The film also features Maori actor Cliff Curtis among the supporting cast as one of the salvage crew. In one amusing touch, the film outfits him with a traditional Maori greenstone mere club. The film gets full marks for attempting a touch of ethnic verisimilitude. It is rather amusing to see the inappropriate ends this is put to as the filmmakers then have him charging into battle with the club, unaware that its purpose was ceremonial.
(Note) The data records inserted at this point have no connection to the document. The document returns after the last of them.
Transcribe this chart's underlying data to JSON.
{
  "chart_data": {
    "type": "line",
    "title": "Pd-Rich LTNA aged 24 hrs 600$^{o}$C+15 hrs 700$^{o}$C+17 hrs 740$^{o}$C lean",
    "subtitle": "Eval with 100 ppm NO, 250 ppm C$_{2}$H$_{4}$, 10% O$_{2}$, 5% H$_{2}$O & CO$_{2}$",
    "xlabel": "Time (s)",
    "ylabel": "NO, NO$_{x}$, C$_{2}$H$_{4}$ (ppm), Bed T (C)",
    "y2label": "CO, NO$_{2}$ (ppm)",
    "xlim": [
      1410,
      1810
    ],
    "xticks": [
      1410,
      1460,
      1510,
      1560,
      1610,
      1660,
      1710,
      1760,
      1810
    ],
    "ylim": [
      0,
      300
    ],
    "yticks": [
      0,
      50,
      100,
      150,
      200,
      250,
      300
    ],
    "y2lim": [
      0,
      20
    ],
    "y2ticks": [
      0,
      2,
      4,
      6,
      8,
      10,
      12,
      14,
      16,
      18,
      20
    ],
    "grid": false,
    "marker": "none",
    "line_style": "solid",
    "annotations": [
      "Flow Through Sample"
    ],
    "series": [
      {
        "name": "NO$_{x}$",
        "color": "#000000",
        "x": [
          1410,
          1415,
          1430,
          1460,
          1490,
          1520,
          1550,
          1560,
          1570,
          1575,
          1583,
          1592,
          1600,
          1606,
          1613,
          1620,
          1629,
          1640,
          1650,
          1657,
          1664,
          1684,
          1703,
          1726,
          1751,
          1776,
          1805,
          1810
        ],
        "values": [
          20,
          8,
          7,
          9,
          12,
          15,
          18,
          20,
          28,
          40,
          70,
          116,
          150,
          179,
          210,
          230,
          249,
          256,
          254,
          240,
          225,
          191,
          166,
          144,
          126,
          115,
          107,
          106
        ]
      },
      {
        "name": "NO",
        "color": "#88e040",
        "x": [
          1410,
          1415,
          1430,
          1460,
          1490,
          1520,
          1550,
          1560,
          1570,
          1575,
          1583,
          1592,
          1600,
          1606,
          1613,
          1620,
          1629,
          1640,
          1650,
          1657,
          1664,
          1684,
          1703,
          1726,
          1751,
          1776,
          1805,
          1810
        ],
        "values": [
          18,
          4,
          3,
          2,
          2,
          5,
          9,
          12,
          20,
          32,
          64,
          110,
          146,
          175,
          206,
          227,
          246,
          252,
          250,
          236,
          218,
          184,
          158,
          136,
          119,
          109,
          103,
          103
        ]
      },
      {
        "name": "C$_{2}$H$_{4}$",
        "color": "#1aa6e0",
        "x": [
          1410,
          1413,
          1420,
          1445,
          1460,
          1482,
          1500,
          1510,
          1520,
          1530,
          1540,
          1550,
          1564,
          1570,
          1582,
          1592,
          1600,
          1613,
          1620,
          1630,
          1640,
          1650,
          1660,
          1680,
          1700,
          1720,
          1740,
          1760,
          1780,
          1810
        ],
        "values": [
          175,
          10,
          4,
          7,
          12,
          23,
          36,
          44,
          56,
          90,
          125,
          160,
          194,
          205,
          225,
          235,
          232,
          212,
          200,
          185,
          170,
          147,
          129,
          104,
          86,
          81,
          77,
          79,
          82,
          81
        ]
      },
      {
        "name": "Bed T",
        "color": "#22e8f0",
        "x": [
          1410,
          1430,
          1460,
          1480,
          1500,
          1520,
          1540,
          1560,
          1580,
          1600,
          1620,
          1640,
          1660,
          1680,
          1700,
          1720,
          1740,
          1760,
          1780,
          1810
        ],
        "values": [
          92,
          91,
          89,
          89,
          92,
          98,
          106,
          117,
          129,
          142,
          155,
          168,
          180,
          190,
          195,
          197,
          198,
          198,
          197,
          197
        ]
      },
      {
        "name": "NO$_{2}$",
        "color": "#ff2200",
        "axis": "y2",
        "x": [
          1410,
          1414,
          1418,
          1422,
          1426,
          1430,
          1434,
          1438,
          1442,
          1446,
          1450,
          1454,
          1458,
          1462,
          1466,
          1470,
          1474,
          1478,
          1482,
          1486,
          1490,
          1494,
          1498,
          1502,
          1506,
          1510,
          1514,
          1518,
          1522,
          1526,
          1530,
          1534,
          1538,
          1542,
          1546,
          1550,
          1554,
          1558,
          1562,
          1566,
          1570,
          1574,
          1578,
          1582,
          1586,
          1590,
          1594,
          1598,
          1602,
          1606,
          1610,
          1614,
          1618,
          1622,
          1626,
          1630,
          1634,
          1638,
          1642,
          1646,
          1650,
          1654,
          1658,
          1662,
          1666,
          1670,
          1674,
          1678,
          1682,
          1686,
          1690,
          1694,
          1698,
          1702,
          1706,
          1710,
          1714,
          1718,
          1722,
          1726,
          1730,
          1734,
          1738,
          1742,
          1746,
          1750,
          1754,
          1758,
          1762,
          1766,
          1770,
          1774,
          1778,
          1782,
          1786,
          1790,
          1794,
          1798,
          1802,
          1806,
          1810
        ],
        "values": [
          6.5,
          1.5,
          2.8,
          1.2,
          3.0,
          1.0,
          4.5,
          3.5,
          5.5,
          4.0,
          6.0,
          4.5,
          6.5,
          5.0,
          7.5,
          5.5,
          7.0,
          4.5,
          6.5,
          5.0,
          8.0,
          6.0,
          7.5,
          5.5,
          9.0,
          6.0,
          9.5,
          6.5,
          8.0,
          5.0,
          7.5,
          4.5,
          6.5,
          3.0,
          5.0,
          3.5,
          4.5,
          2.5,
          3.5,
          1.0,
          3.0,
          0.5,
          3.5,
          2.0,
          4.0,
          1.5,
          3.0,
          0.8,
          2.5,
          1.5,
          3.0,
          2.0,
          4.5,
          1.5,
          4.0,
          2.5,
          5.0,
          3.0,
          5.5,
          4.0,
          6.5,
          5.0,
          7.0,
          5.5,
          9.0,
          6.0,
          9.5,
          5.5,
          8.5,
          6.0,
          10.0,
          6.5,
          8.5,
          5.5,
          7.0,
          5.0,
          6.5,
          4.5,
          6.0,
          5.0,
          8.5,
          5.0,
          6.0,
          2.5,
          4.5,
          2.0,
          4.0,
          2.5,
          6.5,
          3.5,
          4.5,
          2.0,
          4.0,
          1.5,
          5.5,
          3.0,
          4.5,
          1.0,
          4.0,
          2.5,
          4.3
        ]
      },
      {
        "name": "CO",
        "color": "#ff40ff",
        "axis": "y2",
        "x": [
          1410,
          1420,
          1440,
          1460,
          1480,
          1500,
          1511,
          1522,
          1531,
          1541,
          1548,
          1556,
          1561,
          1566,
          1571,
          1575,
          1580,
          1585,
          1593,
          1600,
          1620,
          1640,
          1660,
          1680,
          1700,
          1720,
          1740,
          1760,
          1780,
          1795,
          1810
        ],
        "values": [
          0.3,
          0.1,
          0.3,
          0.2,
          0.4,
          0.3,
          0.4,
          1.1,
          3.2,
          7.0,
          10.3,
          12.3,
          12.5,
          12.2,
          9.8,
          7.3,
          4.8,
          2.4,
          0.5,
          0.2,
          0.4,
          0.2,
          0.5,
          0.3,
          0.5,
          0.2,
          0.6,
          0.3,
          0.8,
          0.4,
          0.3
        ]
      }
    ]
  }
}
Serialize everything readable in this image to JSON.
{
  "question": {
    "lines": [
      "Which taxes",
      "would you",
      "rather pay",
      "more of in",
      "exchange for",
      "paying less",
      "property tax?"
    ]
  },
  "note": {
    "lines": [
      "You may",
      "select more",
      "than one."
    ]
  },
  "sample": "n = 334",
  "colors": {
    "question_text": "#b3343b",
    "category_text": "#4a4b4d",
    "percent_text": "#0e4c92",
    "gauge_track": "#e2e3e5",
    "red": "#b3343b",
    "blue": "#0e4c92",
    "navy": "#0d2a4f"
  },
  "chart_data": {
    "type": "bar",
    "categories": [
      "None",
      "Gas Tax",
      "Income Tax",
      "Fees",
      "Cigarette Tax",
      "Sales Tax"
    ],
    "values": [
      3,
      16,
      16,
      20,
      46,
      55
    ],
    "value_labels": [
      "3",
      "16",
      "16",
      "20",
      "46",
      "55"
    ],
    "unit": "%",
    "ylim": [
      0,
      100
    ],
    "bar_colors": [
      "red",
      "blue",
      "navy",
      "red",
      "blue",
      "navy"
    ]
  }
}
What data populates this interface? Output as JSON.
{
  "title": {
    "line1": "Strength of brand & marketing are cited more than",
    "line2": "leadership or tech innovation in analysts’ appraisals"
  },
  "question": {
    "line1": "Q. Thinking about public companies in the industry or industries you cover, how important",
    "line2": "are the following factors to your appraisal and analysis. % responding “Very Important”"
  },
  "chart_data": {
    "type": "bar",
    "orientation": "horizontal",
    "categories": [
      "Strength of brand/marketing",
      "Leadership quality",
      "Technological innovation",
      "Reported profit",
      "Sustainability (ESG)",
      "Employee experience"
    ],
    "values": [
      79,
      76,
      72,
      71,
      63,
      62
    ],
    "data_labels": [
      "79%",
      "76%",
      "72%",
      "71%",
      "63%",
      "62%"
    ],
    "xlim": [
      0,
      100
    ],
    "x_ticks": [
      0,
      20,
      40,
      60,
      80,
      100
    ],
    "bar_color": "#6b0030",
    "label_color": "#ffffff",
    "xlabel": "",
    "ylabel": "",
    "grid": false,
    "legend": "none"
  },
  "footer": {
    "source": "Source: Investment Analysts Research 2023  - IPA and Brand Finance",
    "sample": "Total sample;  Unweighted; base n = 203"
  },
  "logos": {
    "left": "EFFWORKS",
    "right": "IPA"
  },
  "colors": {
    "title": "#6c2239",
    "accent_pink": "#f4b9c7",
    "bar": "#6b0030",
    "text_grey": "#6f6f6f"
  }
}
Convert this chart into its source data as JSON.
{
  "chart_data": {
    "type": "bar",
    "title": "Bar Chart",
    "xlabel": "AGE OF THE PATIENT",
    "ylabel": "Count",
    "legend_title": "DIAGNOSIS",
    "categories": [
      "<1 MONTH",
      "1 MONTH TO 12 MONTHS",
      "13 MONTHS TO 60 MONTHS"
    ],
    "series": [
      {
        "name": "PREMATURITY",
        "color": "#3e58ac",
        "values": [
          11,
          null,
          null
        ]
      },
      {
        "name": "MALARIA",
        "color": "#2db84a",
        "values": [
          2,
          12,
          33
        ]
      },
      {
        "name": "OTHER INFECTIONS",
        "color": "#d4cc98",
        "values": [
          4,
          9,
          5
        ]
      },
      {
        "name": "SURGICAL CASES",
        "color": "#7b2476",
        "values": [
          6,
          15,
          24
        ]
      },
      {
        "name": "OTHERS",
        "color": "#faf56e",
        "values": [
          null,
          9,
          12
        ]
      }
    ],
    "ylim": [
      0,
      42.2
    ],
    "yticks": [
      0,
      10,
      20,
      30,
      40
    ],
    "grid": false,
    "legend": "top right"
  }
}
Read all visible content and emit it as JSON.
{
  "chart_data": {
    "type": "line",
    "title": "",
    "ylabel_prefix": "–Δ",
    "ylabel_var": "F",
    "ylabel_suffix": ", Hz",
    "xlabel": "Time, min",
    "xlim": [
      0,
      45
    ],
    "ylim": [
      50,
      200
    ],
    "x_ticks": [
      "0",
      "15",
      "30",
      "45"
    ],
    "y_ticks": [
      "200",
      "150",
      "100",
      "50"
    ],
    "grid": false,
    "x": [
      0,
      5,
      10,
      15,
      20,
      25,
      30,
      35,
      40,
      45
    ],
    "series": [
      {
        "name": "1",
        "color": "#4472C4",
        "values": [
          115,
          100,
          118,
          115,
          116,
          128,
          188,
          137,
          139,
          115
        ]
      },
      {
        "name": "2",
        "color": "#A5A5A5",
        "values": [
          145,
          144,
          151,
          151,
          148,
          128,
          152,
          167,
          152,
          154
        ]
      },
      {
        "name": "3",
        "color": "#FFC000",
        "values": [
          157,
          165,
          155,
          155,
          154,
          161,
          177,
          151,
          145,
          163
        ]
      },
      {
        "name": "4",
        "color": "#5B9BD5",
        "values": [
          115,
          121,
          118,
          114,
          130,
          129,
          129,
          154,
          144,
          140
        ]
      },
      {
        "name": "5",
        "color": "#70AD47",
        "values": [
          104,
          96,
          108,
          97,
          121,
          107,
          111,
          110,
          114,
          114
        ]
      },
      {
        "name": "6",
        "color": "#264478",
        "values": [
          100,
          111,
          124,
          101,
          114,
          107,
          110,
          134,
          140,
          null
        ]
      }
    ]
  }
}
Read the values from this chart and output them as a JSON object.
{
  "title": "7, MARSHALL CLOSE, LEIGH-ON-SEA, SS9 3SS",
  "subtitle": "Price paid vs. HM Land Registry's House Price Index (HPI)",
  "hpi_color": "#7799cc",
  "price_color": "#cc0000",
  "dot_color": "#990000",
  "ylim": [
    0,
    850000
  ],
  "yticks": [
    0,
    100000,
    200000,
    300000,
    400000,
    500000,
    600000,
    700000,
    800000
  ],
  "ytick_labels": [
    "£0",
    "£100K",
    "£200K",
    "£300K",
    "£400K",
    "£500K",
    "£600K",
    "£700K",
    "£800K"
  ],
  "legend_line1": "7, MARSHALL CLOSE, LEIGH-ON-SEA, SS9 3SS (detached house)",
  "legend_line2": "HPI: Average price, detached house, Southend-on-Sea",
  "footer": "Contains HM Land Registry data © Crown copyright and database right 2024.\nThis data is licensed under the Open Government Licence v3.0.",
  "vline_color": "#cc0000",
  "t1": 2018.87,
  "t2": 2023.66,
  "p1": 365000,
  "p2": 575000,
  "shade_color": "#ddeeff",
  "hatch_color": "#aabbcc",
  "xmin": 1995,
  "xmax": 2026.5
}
Virus comes from a four-issue graphic novel Virus (1996) by Chuck Pfarrer. Pfarrer is a former Navy SEAL who has written a number of screenplays, including Navy SEALs (1988), Darkman (1990), Hard Target (1993), Barb Wire (1996), The Jackal (1997) and Red Planet (2000).
Virus should not be confused with or is related to several other films with the same title, including the Japanese End of the World film Virus (1980), the Robin Cook tv movie medical drama Virus (1995) and the action film Virus (1996).
(Nominee for Best Makeup Effects at this sites Best of 1999 Awards).